Important Note: The Medicaid program uses the term "resources" to mean assets. The Medicaid program distinguishes resources and income in determining eligibility and calculating the amount that a Medicaid recipient must contribute to medical expenses. The Indiana Partnership policy asset disregard applies to resources. Whether a resource or income is counted, and how it affects eligibility, depends on many factors. The information below is general in nature only. It is intended to give examples of certain types of resources and income. There are many other types of resources and income that might affect Medicaid eligibility. The listing of an item below does not necessarily mean that it will count toward Medicaid eligibility; depending on an individual’s circumstances, some resources and income might be exempt or unavailable for Medicaid purposes. For a determination of a specific individual’s circumstance, the circumstance and all related documents should be submitted to Mike Staresnick, 402 W. Washington St., Rm. W382, Indianapolis, Indiana, 46204, for a thorough review.

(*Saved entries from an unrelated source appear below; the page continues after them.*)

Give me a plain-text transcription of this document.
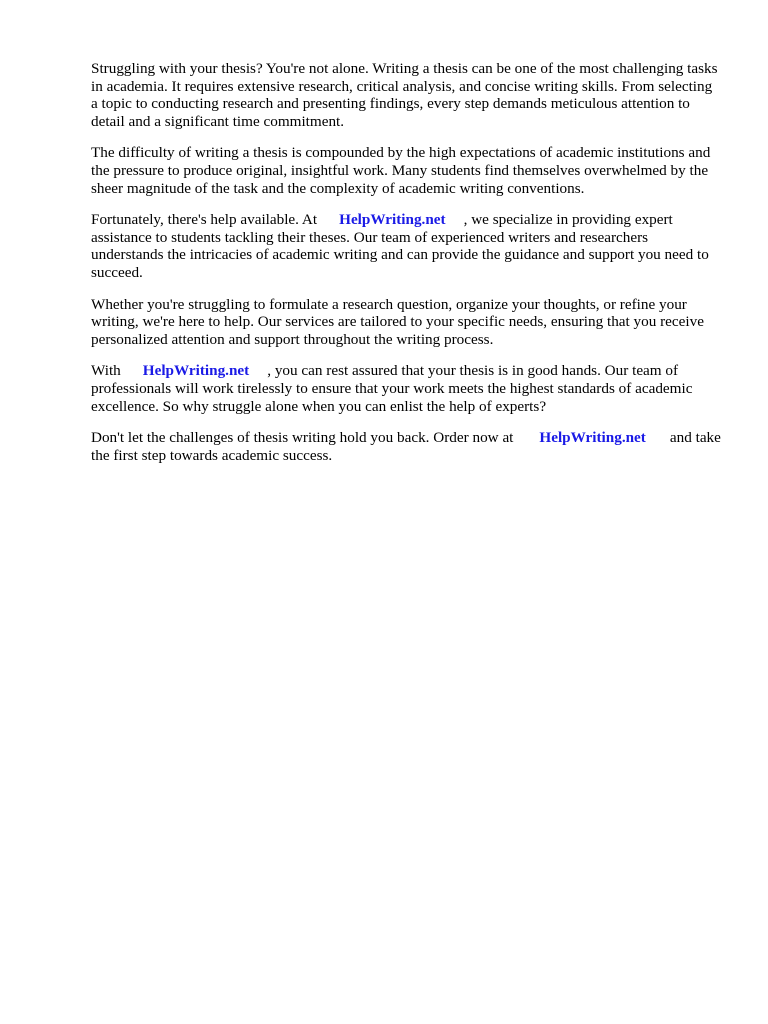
Struggling with your thesis? You're not alone. Writing a thesis can be one of the most challenging tasks in academia. It requires extensive research, critical analysis, and concise writing skills. From selecting a topic to conducting research and presenting findings, every step demands meticulous attention to detail and a significant time commitment.

The difficulty of writing a thesis is compounded by the high expectations of academic institutions and the pressure to produce original, insightful work. Many students find themselves overwhelmed by the sheer magnitude of the task and the complexity of academic writing conventions.

Fortunately, there's help available. At HelpWriting.net , we specialize in providing expert assistance to students tackling their theses. Our team of experienced writers and researchers understands the intricacies of academic writing and can provide the guidance and support you need to succeed.

Whether you're struggling to formulate a research question, organize your thoughts, or refine your writing, we're here to help. Our services are tailored to your specific needs, ensuring that you receive personalized attention and support throughout the writing process.

With HelpWriting.net , you can rest assured that your thesis is in good hands. Our team of professionals will work tirelessly to ensure that your work meets the highest standards of academic excellence. So why struggle alone when you can enlist the help of experts?

Don't let the challenges of thesis writing hold you back. Order now at HelpWriting.net and take the first step towards academic success.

  • Annuities: Prior to being annuitized, the balance is a resource. After it is annuitized, the payments are income in the month received**. Withdrawals prior to annuitization are considered resources.
  • Bank Accounts and Certificates of Deposit: The balance on the *first day of the month is a resource. Interest earned is income in the month received.
  • IRAs: Balance in the account on the *first day of the month (minus any penalty the person would incur for early withdrawal if under age 59 ½) is a resource. Dividends and interest earned is income in the month received. Withdrawals are considered resources (including minimum distributions).
  • Life Insurance with Cash Value: The cash value is considered a resource.
  • Mutual Funds: Balance in the account on the *first day of the month is a resource. Dividends or interest are income in the month received. Capital gains distributions to the fund’s shareholders are income. Shares that are redeemed are resources.
  • Retirement Plans: Whether it is considered a resource or income depends upon multiple factors. Each retirement plan would need to be reviewed and considered separately.
  • Stocks and Bonds: Balance on the *first day of the month, based on current share price, is a resource. Dividends are income during the month received. Shares that are redeemed are considered resources.

*"First day of the month" – Medicaid is concerned about the applicant’s financial picture as of the first moment of the first day of the month in which the applicant would be receiving benefits. For more information about how the date of application affects the date benefits begin, contact your local office of Family and Children.

**Income earned from resources is counted as income regardless of whether it is paid directly to the recipient or reinvested into the resource.